Yaratılmışlar, özleri itibariyle, temel olarak iki ana başlıkta ele alınabilir: Kesif ve latif varlıklar. Cansız varlıklar, bitkiler, hayvanlar ve insanlar kesif varlıklardır. Cinler, şeytan ve melekler ise latif varlıklardır. Cinler duyularla idrak edilemeyen, insanlar gibi şuur ve iradeye sahip bulunan, ilâhî emirlere uymakla yükümlü tutulan ve müminkâfir gruplarından oluşan varlıklardır. Cinler saf ve dumansız ateşten yaratılmış, insanlar gibi yiyipiçen, evlenerek çoğalan, erkeklik ve dişilikleri olan, kendilerine peygamberlerin gönderildiği varlıklardır.
Melekler nurdan yaratılmışlardır ve Rabbimize hep itaat üzere olmaları nedeniyle cin ve şeytandan ayrılırlar. Meleklerin kendilerine has özellikleri ve görevleri vardır. Fakat onlar hiçbir şekilde yanlış, kötü, hata vb. olumsuz durumlarla ilişkilendirilemezler.
Ateşten yaratılan şeytandan Kur’anı Kerim’de (on sekizi çoğul olmak üzere) seksen sekiz yerde (on bir yerde iblis olarak) bahsedilmektedir. Hz. Âdem’in yaratılışının ardından meleklerden ona secde etmelerinin istendiğine dair dokuz ayette “iblis”, insanlara düşmanlık ederek onları çeşitli hile ve tuzaklarla aldattığını bildiren ayetlerde ise “şeytan” kelimesi geçmektedir. İblisin cinlerden olduğunu, Rabbimiz şöyle ifade etmektedir: “Meleklere: ‘Adem’e secde edin.’ demiştik. İblis’ten başka hepsi secde etmişti. O, cinlerden idi. Rabbinin buyruğu dışına çıktı. Ey insanoğulları! Siz beni bırakıp onu ve soyunu dost mu ediniyorsunuz? Halbuki onlar size düşmandır. Kendilerine yazık edenler için bu ne kötü değişmedir!” Rabbimizin, meleklerin Hz. Âdem’e secde etmelerini emretmesi esnasında, iblisin de meleklerin arasında bulunması, onun melek olduğunu kanıtlamaz. Çünkü melekler, Allah’ın emirlerini yerine getirmek üzere yaratılmış varlıklar oldukları için Allah’a isyan etmezler. İblis ise, Allah’a karşı gelmiş ve bu itaatsizliğinde ısrar etmiştir.

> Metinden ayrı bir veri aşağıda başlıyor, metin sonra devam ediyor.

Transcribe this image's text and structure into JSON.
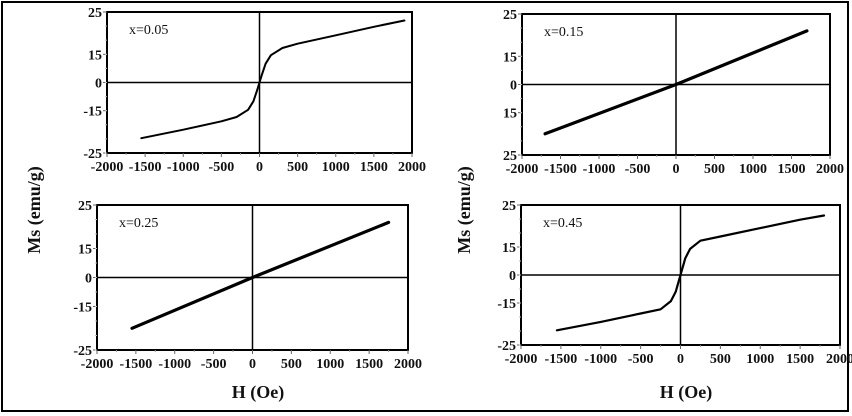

Kur’an’da şeytanın azgın, sinsi, yanıltıcı ve kışkırtıcı olduğu bildirilmekte, hile ve aldatmalarına dikkat çekilmekte, ondan uzak durulması emredilmekte, şerrinden Allah’a sığınmanın gereği vurgulanmaktadır. Peygamberimiz de hadislerinde insanın yapacağı her türlü kötü davranışta şeytanın etkisine işaret etmekte, özendirici ve aldatıcı oyunlarına dikkat çekmektedir. Bütün bu özellikleriyle şeytan, insanı bir yandan kötülük, yanlış, günah işlemeye davet etmekte, diğer yandan da insanın Rabbine karşı kulluğuna (ibadetlerine) mâni olarak, O’ndan uzaklaşmasını istemektedir.
Sonuç olarak varlık türü itibarıyla şeytan, meleklerle ve cinlerle aynı kategoride yer alır. Yaratılış malzemesi olarak (ateş) cinlerle de aynıdır. Fakat yukarıda ifade edildiği şekliyle, özellikleri ve insanlarla ilişkisi açısından o melek ya da cin olmayıp ayrı bir varlıktır.